CSC 455: Database Processing for Large-Scale Analytics Assignment 3

$30.00

Category: You will Instantly receive a download link for .zip solution file upon Payment || To Order Original Work Click Custom Order?

Description

5/5 - (4 votes)

Part 1

In this and the next part we will use an extended version of the schema from Assignment 2. You can find it in a file ZooDatabase.sql posted with this assignment on D2L.

Once again, it is up to you to write the SQL queries to answer the following questions:

1. List the animals (animal names) and the ID of the zoo keeper assigned to them.

2. Now repeat the previous query and make sure that the animals without a handler also appear in the answer.
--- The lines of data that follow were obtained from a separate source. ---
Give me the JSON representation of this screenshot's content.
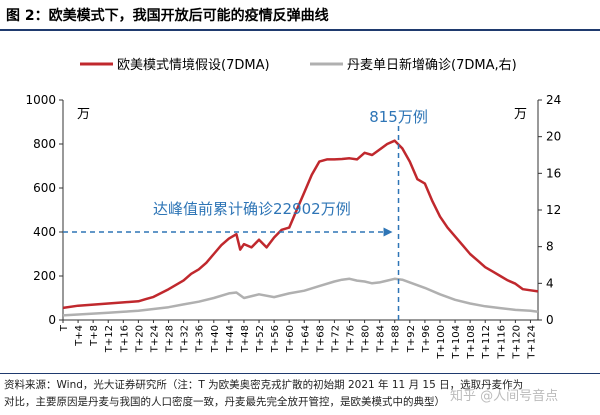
{
  "header": {
    "title": "图 2：欧美模式下，我国开放后可能的疫情反弹曲线"
  },
  "footer": {
    "line1": "资料来源：Wind，光大证券研究所（注：T 为欧美奥密克戎扩散的初始期 2021 年 11 月 15 日，选取丹麦作为",
    "line2": "对比，主要原因是丹麦与我国的人口密度一致，丹麦最先完全放开管控，是欧美模式中的典型）",
    "watermark": "知乎 @人间号音点"
  },
  "colors": {
    "red_series": "#c0282d",
    "gray_series": "#b0b0b0",
    "annotation": "#2e75b6",
    "axis": "#333333"
  },
  "chart_data": {
    "type": "line",
    "title": "图 2：欧美模式下，我国开放后可能的疫情反弹曲线",
    "left_unit": "万",
    "right_unit": "万",
    "left_ylim": [
      0,
      1000
    ],
    "left_yticks": [
      0,
      200,
      400,
      600,
      800,
      1000
    ],
    "right_ylim": [
      0,
      24
    ],
    "right_yticks": [
      0,
      4,
      8,
      12,
      16,
      20,
      24
    ],
    "x_range": [
      0,
      126
    ],
    "x_tick_labels": [
      "T",
      "T+4",
      "T+8",
      "T+12",
      "T+16",
      "T+20",
      "T+24",
      "T+28",
      "T+32",
      "T+36",
      "T+40",
      "T+44",
      "T+48",
      "T+52",
      "T+56",
      "T+60",
      "T+64",
      "T+68",
      "T+72",
      "T+76",
      "T+80",
      "T+84",
      "T+88",
      "T+92",
      "T+96",
      "T+100",
      "T+104",
      "T+108",
      "T+112",
      "T+116",
      "T+120",
      "T+124"
    ],
    "legend_position": "top",
    "series": [
      {
        "name": "欧美模式情境假设(7DMA)",
        "axis": "left",
        "color": "#c0282d",
        "x": [
          0,
          4,
          8,
          12,
          16,
          20,
          22,
          24,
          28,
          30,
          32,
          34,
          36,
          38,
          40,
          42,
          44,
          46,
          47,
          48,
          50,
          52,
          54,
          56,
          58,
          60,
          62,
          64,
          66,
          68,
          70,
          72,
          74,
          76,
          78,
          80,
          82,
          84,
          86,
          88,
          90,
          92,
          94,
          96,
          98,
          100,
          102,
          104,
          106,
          108,
          110,
          112,
          114,
          116,
          118,
          120,
          122,
          124,
          126
        ],
        "values": [
          55,
          65,
          70,
          75,
          80,
          85,
          95,
          105,
          140,
          160,
          180,
          210,
          230,
          260,
          300,
          340,
          370,
          390,
          320,
          345,
          330,
          365,
          330,
          375,
          410,
          420,
          500,
          580,
          660,
          720,
          730,
          730,
          732,
          735,
          730,
          760,
          750,
          775,
          800,
          815,
          780,
          720,
          640,
          620,
          540,
          470,
          420,
          380,
          340,
          300,
          270,
          240,
          220,
          200,
          180,
          165,
          140,
          135,
          130
        ]
      },
      {
        "name": "丹麦单日新增确诊(7DMA,右)",
        "axis": "right",
        "color": "#b0b0b0",
        "x": [
          0,
          4,
          8,
          12,
          16,
          20,
          24,
          28,
          32,
          36,
          40,
          44,
          46,
          48,
          52,
          56,
          60,
          64,
          68,
          72,
          74,
          76,
          78,
          80,
          82,
          84,
          86,
          88,
          90,
          92,
          96,
          100,
          104,
          108,
          112,
          116,
          120,
          124,
          126
        ],
        "values": [
          0.5,
          0.6,
          0.7,
          0.8,
          0.9,
          1.0,
          1.2,
          1.4,
          1.7,
          2.0,
          2.4,
          2.9,
          3.0,
          2.4,
          2.8,
          2.5,
          2.9,
          3.2,
          3.7,
          4.2,
          4.4,
          4.5,
          4.3,
          4.2,
          4.0,
          4.1,
          4.3,
          4.5,
          4.4,
          4.1,
          3.5,
          2.8,
          2.2,
          1.8,
          1.5,
          1.3,
          1.1,
          1.0,
          0.9
        ]
      }
    ],
    "annotations": {
      "peak_label": "815万例",
      "peak_x": 89,
      "peak_value": 815,
      "cumulative_label": "达峰值前累计确诊22902万例",
      "cumulative_arrow_value": 400,
      "cumulative_arrow_x": 89
    }
  }
}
3. Report, for every zoo keeper name, the total number of hours they spend feeding all animals in their care.

4. Report every handling assignment (as a list of assignment date, zoo keeper name and animal name). Sort the result of the query by the assignment date in an ascending order.

5. Find the names of animals that have at least 1 zoo keeper assigned to them.

6. Find the names of animals that have 0 or 1 (i.e., less than 2) zoo keepers assigned to them.

• Optional query:

List all combination of animals where the difference between feeding time requirement is within 0.25 hours (e.g., Grizzly bear, 3, Bengal tiger, 2.75). Hint: this will require a self-join. Avoid listing identical pairs such as (Grizzly bear, 3, Grizzly bear, 3)

Part 2

A. Write a python script that is going to read the queries that you have created in Part-1 from a SQL file, execute each SQL query against SQLite3 database and print the output of that query. You must read your SQL queries from a file, please do not copy SQL directly into python code. The code that would run commands from the ZooDatabase.sql file is provided (runSQL.py), so all you have to do is to change it so that it reads your queries from a SQL file and prints the output of your queries. You can refer to example code from the previous assignment that prints query results using fetchall(). You do not have to format the output in any particular fashion – however, you must print every row individually using a loop.

B. Repeat the work you did in Part-2 of the previous homework using the data file
Public_Chauffeurs_Short_hw3.csv attached in D2L in this assignment dropbox.
It contains roughly the same data, with two changes: NULL may now be represented by NULL or an empty string (,NULL, or ,,) and some of the names have the following form “Last, First” instead of “First Last”, which is problematic because when you split the string on a comma, you end up with too many values to insert.

Part 3

Using the company.sql database (posted in with this assignment), write the following SQL queries.

1. Find the names of all employees who are directly supervised by ‘Franklin T Wong’.

2. For each project, list the project name, project number, and the total hours per week (by all employees) spent on that project.

3. For each department, retrieve the department name and the average salary of all employees working in that department. Order the output by department number in ascending order.

4. Retrieve the average salary of all female employees.

5. For each department whose average salary is greater than $43,000, retrieve the department name and the number of employees in that department.

6. Retrieve the names of employees whose salary is within $22,000 of the salary of the employee who is paid the most in the company (e.g., if the highest salary in the company is $82,000, retrieve the names of all employees that make at least $60,000.).

Be sure that your name and “Assignment 3” appear at the top of your submitted file.